PROTIMES.CO – Komnas HAM menyoroti pentingnya perlindungan jangka panjang dan komprehensif terhadap anak-anak korban kekerasan seksual yang dilakukan oleh mantan Kapolres Ngada, AKBP Fajar Widyadharma Lukman Sumaatmaja.
Dalam konferensi pers yang digelar di Kantor Komnas HAM, Menteng, Jakarta Pusat, Komnas HAM menekankan bahwa korban membutuhkan pendampingan lebih dari sekadar proses hukum.
“Tindakan perlindungan tidak cukup hanya saat proses hukum berlangsung. Pendampingan harus terus diberikan sampai anak-anak ini siap kembali ke kehidupan sosial,” ujar anggota Komnas HAM Uli Parulian.
Komnas HAM mendapati bahwa dua korban anak, masing-masing berusia 13 dan 16 tahun, saat ini berada di rumah aman di bawah perlindungan Dinas P3A Kota Kupang.
Sementara itu, satu anak korban berusia 6 tahun tetap tinggal bersama orang tuanya. Ketiganya mengalami tekanan psikologis meskipun dalam kondisi fisik yang relatif baik.
Wakil Ketua Komnas HAM Pramono Ubaid Tantowi menggarisbawahi pentingnya pemulihan menyeluruh bagi korban yang mengalami trauma berat akibat eksploitasi seksual.

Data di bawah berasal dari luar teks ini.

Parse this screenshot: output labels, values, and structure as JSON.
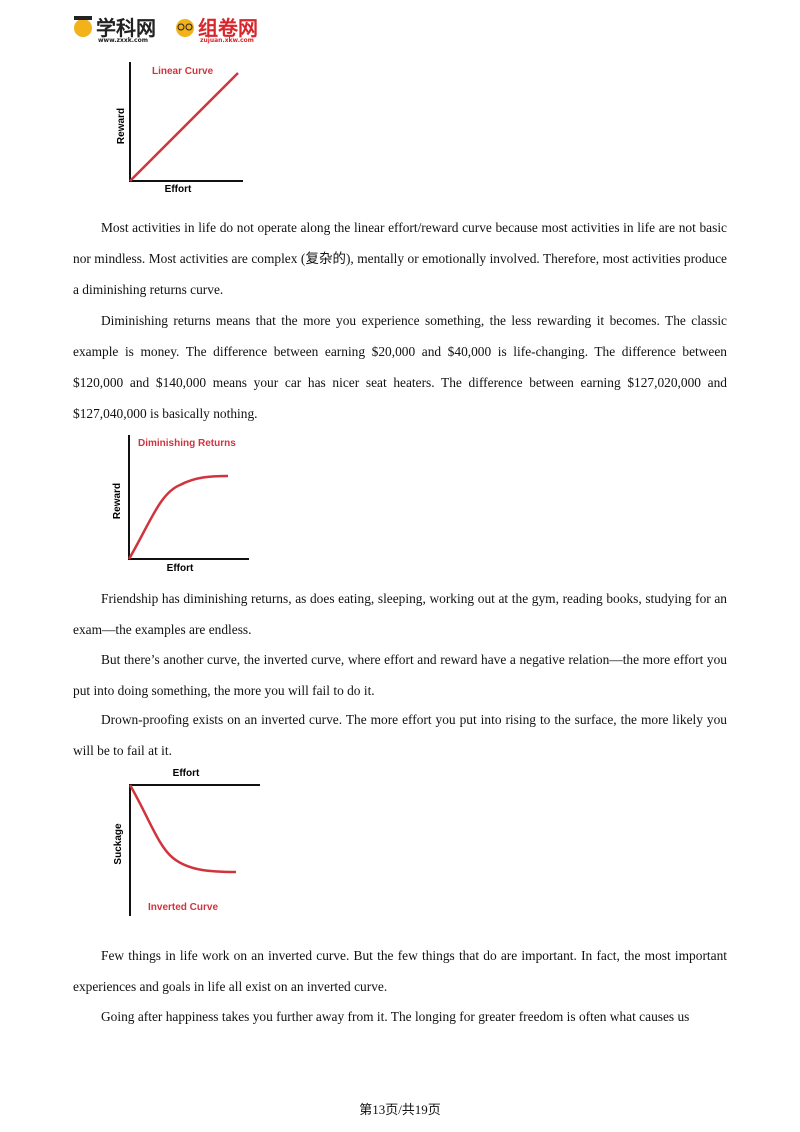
{
  "header": {
    "logo1": "学科网",
    "logo1_url": "www.zxxk.com",
    "logo2": "组卷网",
    "logo2_url": "zujuan.xkw.com"
  },
  "figures": [
    {
      "title": "Linear Curve",
      "y_label": "Reward",
      "x_label": "Effort"
    },
    {
      "title": "Diminishing Returns",
      "y_label": "Reward",
      "x_label": "Effort"
    },
    {
      "title": "Inverted Curve",
      "y_label": "Suckage",
      "x_label": "Effort"
    }
  ],
  "paragraphs": [
    "Most activities in life do not operate along the linear effort/reward curve because most activities in life are not basic nor mindless. Most activities are complex (复杂的), mentally or emotionally involved. Therefore, most activities produce a diminishing returns curve.",
    "Diminishing returns means that the more you experience something, the less rewarding it becomes. The classic example is money. The difference between earning $20,000 and $40,000 is life-changing. The difference between $120,000 and $140,000 means your car has nicer seat heaters. The difference between earning $127,020,000 and $127,040,000 is basically nothing.",
    "Friendship has diminishing returns, as does eating, sleeping, working out at the gym, reading books, studying for an exam—the examples are endless.",
    "But there’s another curve, the inverted curve, where effort and reward have a negative relation—the more effort you put into doing something, the more you will fail to do it.",
    "Drown-proofing exists on an inverted curve. The more effort you put into rising to the surface, the more likely you will be to fail at it.",
    "Few things in life work on an inverted curve. But the few things that do are important. In fact, the most important experiences and goals in life all exist on an inverted curve.",
    "Going after happiness takes you further away from it. The longing for greater freedom is often what causes us"
  ],
  "footer": {
    "page": "第13页/共19页"
  }
}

Ia juga mengungkap bahwa latar belakang keluarga korban turut memperburuk kondisi mereka, sebab sebagian besar berasal dari lingkungan yang tidak harmonis dan minim pengasuhan.
“Korban anak berusia 13 tahun bahkan melarikan diri dari rumah karena mengalami kekerasan dari ayahnya dan tidak pernah mendapatkan kasih sayang yang cukup,” ungkap Pramono.

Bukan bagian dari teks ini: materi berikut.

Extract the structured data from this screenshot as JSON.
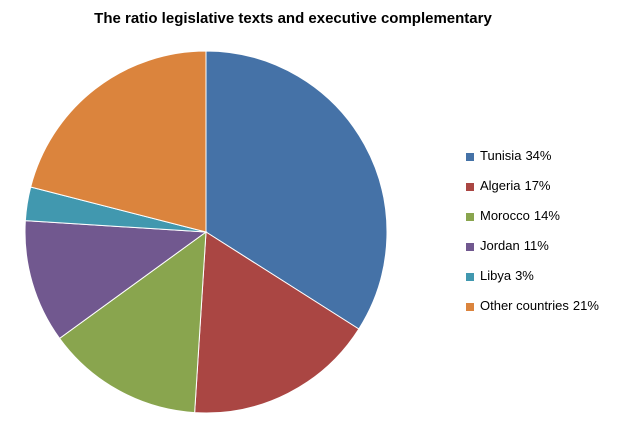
{
  "chart_data": {
    "type": "pie",
    "title": "The ratio legislative texts and executive complementary",
    "categories": [
      "Tunisia",
      "Algeria",
      "Morocco",
      "Jordan",
      "Libya",
      "Other countries"
    ],
    "values": [
      34,
      17,
      14,
      11,
      3,
      21
    ],
    "value_labels": [
      "34%",
      "17%",
      "14%",
      "11%",
      "3%",
      "21%"
    ],
    "colors": [
      "#4572a7",
      "#aa4643",
      "#89a54e",
      "#71588f",
      "#4198af",
      "#db843d"
    ],
    "legend": "right"
  }
}
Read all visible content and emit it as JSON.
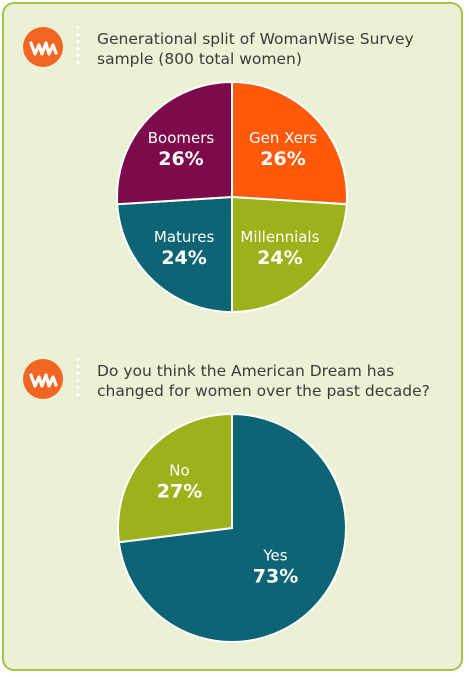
{
  "chart_data": [
    {
      "type": "pie",
      "title": "Generational split of WomanWise Survey sample (800 total women)",
      "title_lines": [
        "Generational split of WomanWise Survey",
        "sample (800 total women)"
      ],
      "slices": [
        {
          "label": "Gen Xers",
          "value": 26,
          "display": "26%",
          "color": "#ff5a0a"
        },
        {
          "label": "Millennials",
          "value": 24,
          "display": "24%",
          "color": "#9cb11a"
        },
        {
          "label": "Matures",
          "value": 24,
          "display": "24%",
          "color": "#0d6474"
        },
        {
          "label": "Boomers",
          "value": 26,
          "display": "26%",
          "color": "#7d0a4a"
        }
      ]
    },
    {
      "type": "pie",
      "title": "Do you think the American Dream has changed for women over the past decade?",
      "title_lines": [
        "Do you think the American Dream has",
        "changed for women over the past decade?"
      ],
      "slices": [
        {
          "label": "Yes",
          "value": 73,
          "display": "73%",
          "color": "#0d6474"
        },
        {
          "label": "No",
          "value": 27,
          "display": "27%",
          "color": "#9cb11a"
        }
      ]
    }
  ],
  "colors": {
    "panel_bg": "#eaf1d4",
    "panel_border": "#a7c14a",
    "logo_orange": "#f26522",
    "text": "#3b3b3b"
  },
  "icons": [
    "womanwise-logo-icon",
    "womanwise-logo-icon"
  ]
}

Komnas HAM meminta Pemerintah Provinsi NTT dan Pemerintah Kota Kupang untuk memastikan hak atas pendidikan korban tetap terpenuhi. Baik melalui program penyetaraan maupun lanjutan ke jenjang pendidikan formal sesuai usia mereka.

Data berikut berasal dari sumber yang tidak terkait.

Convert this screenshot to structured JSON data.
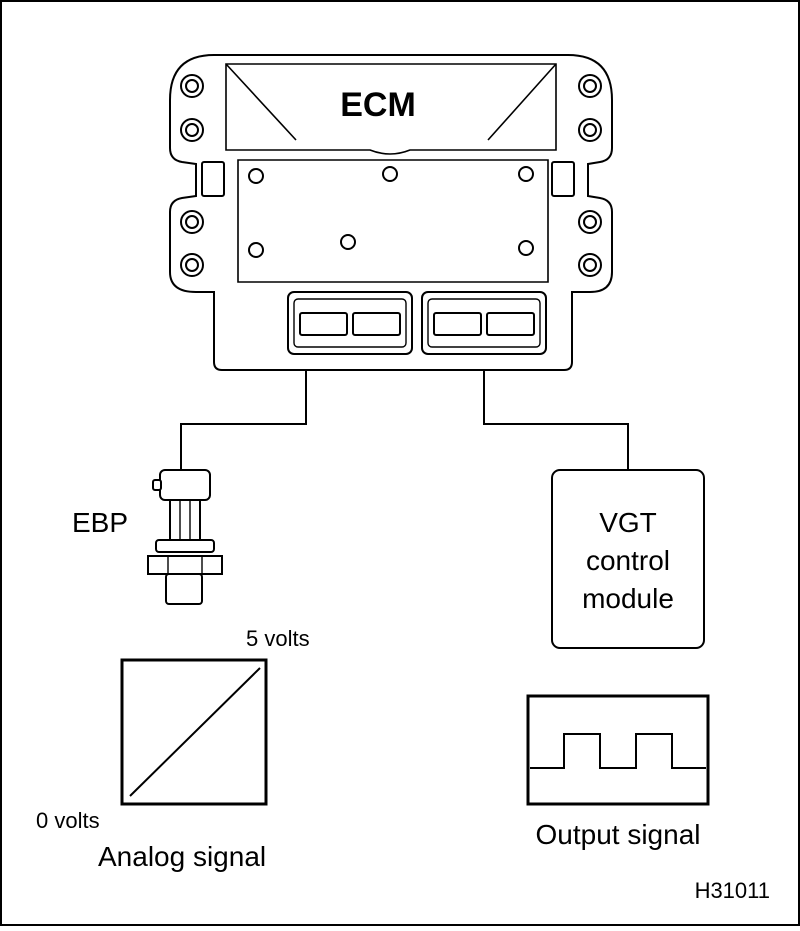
{
  "ecm": {
    "label": "ECM"
  },
  "sensor": {
    "label": "EBP"
  },
  "module": {
    "line1": "VGT",
    "line2": "control",
    "line3": "module"
  },
  "analog": {
    "max_label": "5 volts",
    "min_label": "0 volts",
    "caption": "Analog signal"
  },
  "output": {
    "caption": "Output signal"
  },
  "figure": {
    "id": "H31011"
  }
}
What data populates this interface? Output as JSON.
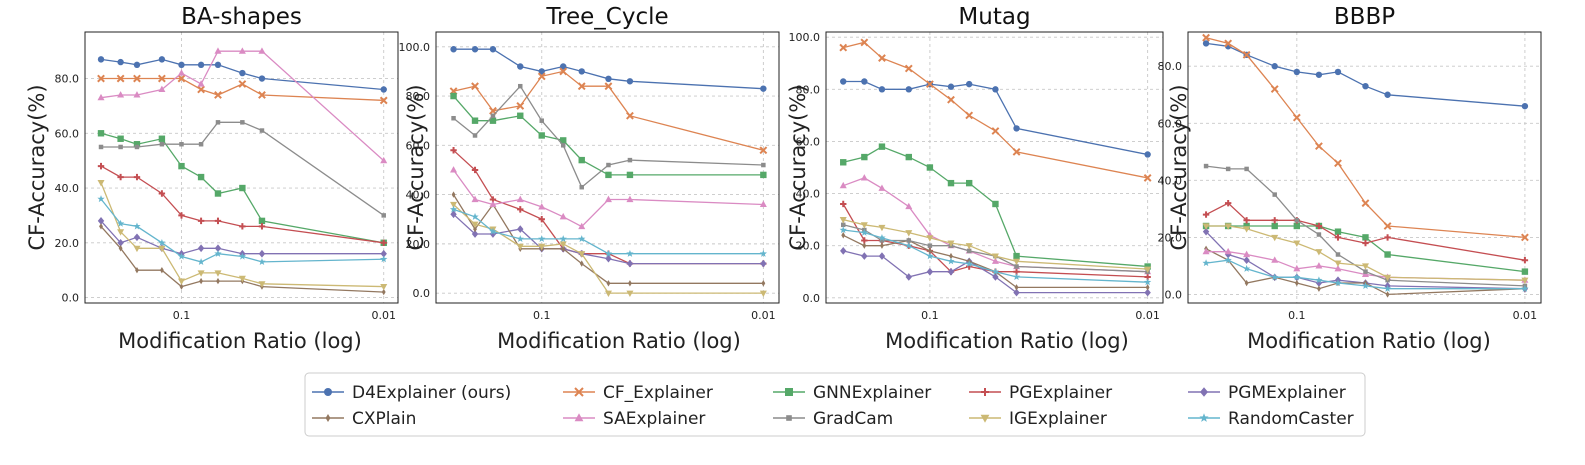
{
  "chart_data": [
    {
      "type": "line",
      "title": "BA-shapes",
      "xlabel": "Modification Ratio (log)",
      "ylabel": "CF-Accuracy(%)",
      "x_scale": "log-reversed",
      "xlim": [
        0.3,
        0.0085
      ],
      "ylim": [
        -2,
        97
      ],
      "yticks": [
        0,
        20,
        40,
        60,
        80
      ],
      "ytick_labels": [
        "0.0",
        "20.0",
        "40.0",
        "60.0",
        "80.0"
      ],
      "xticks": [
        0.1,
        0.01
      ],
      "xtick_labels": [
        "0.1",
        "0.01"
      ],
      "x": [
        0.25,
        0.2,
        0.166,
        0.125,
        0.1,
        0.08,
        0.066,
        0.05,
        0.04,
        0.02,
        0.01
      ],
      "series": [
        {
          "name": "D4Explainer (ours)",
          "values": [
            87,
            86,
            85,
            87,
            85,
            85,
            85,
            82,
            80,
            null,
            76
          ]
        },
        {
          "name": "CF_Explainer",
          "values": [
            80,
            80,
            80,
            80,
            80,
            76,
            74,
            78,
            74,
            null,
            72
          ]
        },
        {
          "name": "GNNExplainer",
          "values": [
            60,
            58,
            56,
            58,
            48,
            44,
            38,
            40,
            28,
            null,
            20
          ]
        },
        {
          "name": "PGExplainer",
          "values": [
            48,
            44,
            44,
            38,
            30,
            28,
            28,
            26,
            26,
            null,
            20
          ]
        },
        {
          "name": "PGMExplainer",
          "values": [
            28,
            20,
            22,
            18,
            16,
            18,
            18,
            16,
            16,
            null,
            16
          ]
        },
        {
          "name": "CXPlain",
          "values": [
            26,
            18,
            10,
            10,
            4,
            6,
            6,
            6,
            4,
            null,
            2
          ]
        },
        {
          "name": "SAExplainer",
          "values": [
            73,
            74,
            74,
            76,
            82,
            78,
            90,
            90,
            90,
            null,
            50
          ]
        },
        {
          "name": "GradCam",
          "values": [
            55,
            55,
            55,
            56,
            56,
            56,
            64,
            64,
            61,
            null,
            30
          ]
        },
        {
          "name": "IGExplainer",
          "values": [
            42,
            24,
            18,
            18,
            6,
            9,
            9,
            7,
            5,
            null,
            4
          ]
        },
        {
          "name": "RandomCaster",
          "values": [
            36,
            27,
            26,
            20,
            15,
            13,
            16,
            15,
            13,
            null,
            14
          ]
        }
      ]
    },
    {
      "type": "line",
      "title": "Tree_Cycle",
      "xlabel": "Modification Ratio (log)",
      "ylabel": "CF-Accuracy(%)",
      "x_scale": "log-reversed",
      "xlim": [
        0.3,
        0.0085
      ],
      "ylim": [
        -4,
        106
      ],
      "yticks": [
        0,
        20,
        40,
        60,
        80,
        100
      ],
      "ytick_labels": [
        "0.0",
        "20.0",
        "40.0",
        "60.0",
        "80.0",
        "100.0"
      ],
      "xticks": [
        0.1,
        0.01
      ],
      "xtick_labels": [
        "0.1",
        "0.01"
      ],
      "x": [
        0.25,
        0.2,
        0.166,
        0.125,
        0.1,
        0.08,
        0.066,
        0.05,
        0.04,
        0.02,
        0.01
      ],
      "series": [
        {
          "name": "D4Explainer (ours)",
          "values": [
            99,
            99,
            99,
            92,
            90,
            92,
            90,
            87,
            86,
            null,
            83
          ]
        },
        {
          "name": "CF_Explainer",
          "values": [
            82,
            84,
            74,
            76,
            88,
            90,
            84,
            84,
            72,
            null,
            58
          ]
        },
        {
          "name": "GNNExplainer",
          "values": [
            80,
            70,
            70,
            72,
            64,
            62,
            54,
            48,
            48,
            null,
            48
          ]
        },
        {
          "name": "PGExplainer",
          "values": [
            58,
            50,
            38,
            34,
            30,
            18,
            16,
            16,
            12,
            null,
            12
          ]
        },
        {
          "name": "PGMExplainer",
          "values": [
            32,
            24,
            24,
            26,
            18,
            18,
            16,
            14,
            12,
            null,
            12
          ]
        },
        {
          "name": "CXPlain",
          "values": [
            40,
            26,
            36,
            18,
            18,
            18,
            12,
            4,
            4,
            null,
            4
          ]
        },
        {
          "name": "SAExplainer",
          "values": [
            50,
            38,
            36,
            38,
            35,
            31,
            27,
            38,
            38,
            null,
            36
          ]
        },
        {
          "name": "GradCam",
          "values": [
            71,
            64,
            72,
            84,
            70,
            60,
            43,
            52,
            54,
            null,
            52
          ]
        },
        {
          "name": "IGExplainer",
          "values": [
            36,
            28,
            26,
            19,
            19,
            20,
            16,
            0,
            0,
            null,
            0
          ]
        },
        {
          "name": "RandomCaster",
          "values": [
            34,
            31,
            25,
            22,
            22,
            22,
            22,
            16,
            16,
            null,
            16
          ]
        }
      ]
    },
    {
      "type": "line",
      "title": "Mutag",
      "xlabel": "Modification Ratio (log)",
      "ylabel": "CF-Accuracy(%)",
      "x_scale": "log-reversed",
      "xlim": [
        0.3,
        0.0085
      ],
      "ylim": [
        -2,
        102
      ],
      "yticks": [
        0,
        20,
        40,
        60,
        80,
        100
      ],
      "ytick_labels": [
        "0.0",
        "20.0",
        "40.0",
        "60.0",
        "80.0",
        "100.0"
      ],
      "xticks": [
        0.1,
        0.01
      ],
      "xtick_labels": [
        "0.1",
        "0.01"
      ],
      "x": [
        0.25,
        0.2,
        0.166,
        0.125,
        0.1,
        0.08,
        0.066,
        0.05,
        0.04,
        0.02,
        0.01
      ],
      "series": [
        {
          "name": "D4Explainer (ours)",
          "values": [
            83,
            83,
            80,
            80,
            82,
            81,
            82,
            80,
            65,
            null,
            55
          ]
        },
        {
          "name": "CF_Explainer",
          "values": [
            96,
            98,
            92,
            88,
            82,
            76,
            70,
            64,
            56,
            null,
            46
          ]
        },
        {
          "name": "GNNExplainer",
          "values": [
            52,
            54,
            58,
            54,
            50,
            44,
            44,
            36,
            16,
            null,
            12
          ]
        },
        {
          "name": "PGExplainer",
          "values": [
            36,
            22,
            22,
            20,
            18,
            10,
            12,
            10,
            10,
            null,
            8
          ]
        },
        {
          "name": "PGMExplainer",
          "values": [
            18,
            16,
            16,
            8,
            10,
            10,
            14,
            8,
            2,
            null,
            2
          ]
        },
        {
          "name": "CXPlain",
          "values": [
            24,
            20,
            20,
            22,
            18,
            16,
            14,
            10,
            4,
            null,
            4
          ]
        },
        {
          "name": "SAExplainer",
          "values": [
            43,
            46,
            42,
            35,
            24,
            20,
            18,
            14,
            12,
            null,
            10
          ]
        },
        {
          "name": "GradCam",
          "values": [
            28,
            26,
            22,
            22,
            20,
            20,
            18,
            16,
            12,
            null,
            10
          ]
        },
        {
          "name": "IGExplainer",
          "values": [
            30,
            28,
            27,
            25,
            23,
            21,
            20,
            16,
            14,
            null,
            11
          ]
        },
        {
          "name": "RandomCaster",
          "values": [
            26,
            25,
            23,
            20,
            16,
            14,
            13,
            10,
            8,
            null,
            6
          ]
        }
      ]
    },
    {
      "type": "line",
      "title": "BBBP",
      "xlabel": "Modification Ratio (log)",
      "ylabel": "CF-Accuracy(%)",
      "x_scale": "log-reversed",
      "xlim": [
        0.3,
        0.0085
      ],
      "ylim": [
        -3,
        92
      ],
      "yticks": [
        0,
        20,
        40,
        60,
        80
      ],
      "ytick_labels": [
        "0.0",
        "20.0",
        "40.0",
        "60.0",
        "80.0"
      ],
      "xticks": [
        0.1,
        0.01
      ],
      "xtick_labels": [
        "0.1",
        "0.01"
      ],
      "x": [
        0.25,
        0.2,
        0.166,
        0.125,
        0.1,
        0.08,
        0.066,
        0.05,
        0.04,
        0.02,
        0.01
      ],
      "series": [
        {
          "name": "D4Explainer (ours)",
          "values": [
            88,
            87,
            84,
            80,
            78,
            77,
            78,
            73,
            70,
            null,
            66
          ]
        },
        {
          "name": "CF_Explainer",
          "values": [
            90,
            88,
            84,
            72,
            62,
            52,
            46,
            32,
            24,
            null,
            20
          ]
        },
        {
          "name": "GNNExplainer",
          "values": [
            24,
            24,
            24,
            24,
            24,
            24,
            22,
            20,
            14,
            null,
            8
          ]
        },
        {
          "name": "PGExplainer",
          "values": [
            28,
            32,
            26,
            26,
            26,
            24,
            20,
            18,
            20,
            null,
            12
          ]
        },
        {
          "name": "PGMExplainer",
          "values": [
            22,
            14,
            12,
            6,
            6,
            4,
            5,
            4,
            3,
            null,
            2
          ]
        },
        {
          "name": "CXPlain",
          "values": [
            16,
            12,
            4,
            6,
            4,
            2,
            4,
            4,
            0,
            null,
            2
          ]
        },
        {
          "name": "SAExplainer",
          "values": [
            15,
            15,
            14,
            12,
            9,
            10,
            9,
            7,
            6,
            null,
            5
          ]
        },
        {
          "name": "GradCam",
          "values": [
            45,
            44,
            44,
            35,
            26,
            21,
            14,
            8,
            5,
            null,
            3
          ]
        },
        {
          "name": "IGExplainer",
          "values": [
            24,
            24,
            23,
            20,
            18,
            15,
            11,
            10,
            6,
            null,
            5
          ]
        },
        {
          "name": "RandomCaster",
          "values": [
            11,
            12,
            9,
            6,
            6,
            5,
            4,
            3,
            2,
            null,
            2
          ]
        }
      ]
    }
  ],
  "legend": {
    "placement": "bottom-center",
    "entries": [
      {
        "name": "D4Explainer (ours)",
        "color": "#4c72b0",
        "marker": "circle"
      },
      {
        "name": "CF_Explainer",
        "color": "#dd8452",
        "marker": "x"
      },
      {
        "name": "GNNExplainer",
        "color": "#55a868",
        "marker": "square"
      },
      {
        "name": "PGExplainer",
        "color": "#c44e52",
        "marker": "plus"
      },
      {
        "name": "PGMExplainer",
        "color": "#8172b3",
        "marker": "diamond"
      },
      {
        "name": "CXPlain",
        "color": "#937860",
        "marker": "thin-diamond"
      },
      {
        "name": "SAExplainer",
        "color": "#da8bc3",
        "marker": "triangle-up"
      },
      {
        "name": "GradCam",
        "color": "#8c8c8c",
        "marker": "small-square"
      },
      {
        "name": "IGExplainer",
        "color": "#ccb974",
        "marker": "triangle-down"
      },
      {
        "name": "RandomCaster",
        "color": "#64b5cd",
        "marker": "star"
      }
    ]
  },
  "grid": true
}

Selain itu, Komnas HAM merekomendasikan pemeriksaan kesehatan menyeluruh, serta pelibatan keluarga korban dalam proses pemulihan. “Orang tua dan keluarga harus diberi pembekalan agar bisa mendampingi anak-anak dengan baik,” kata Uli.
Dalam rekomendasinya, Komnas HAM juga mendorong aparat penegak hukum untuk melibatkan undang-undang perlindungan anak dalam proses pemeriksaan terhadap dua tersangka.
Mereka juga menuntut restitusi dan kompensasi layak bagi para korban dan keluarga.
“Pemulihan korban harus menjadi prioritas bersama, bukan hanya tanggung jawab hukum tapi juga kemanusiaan,” pungkas Uli Parulian.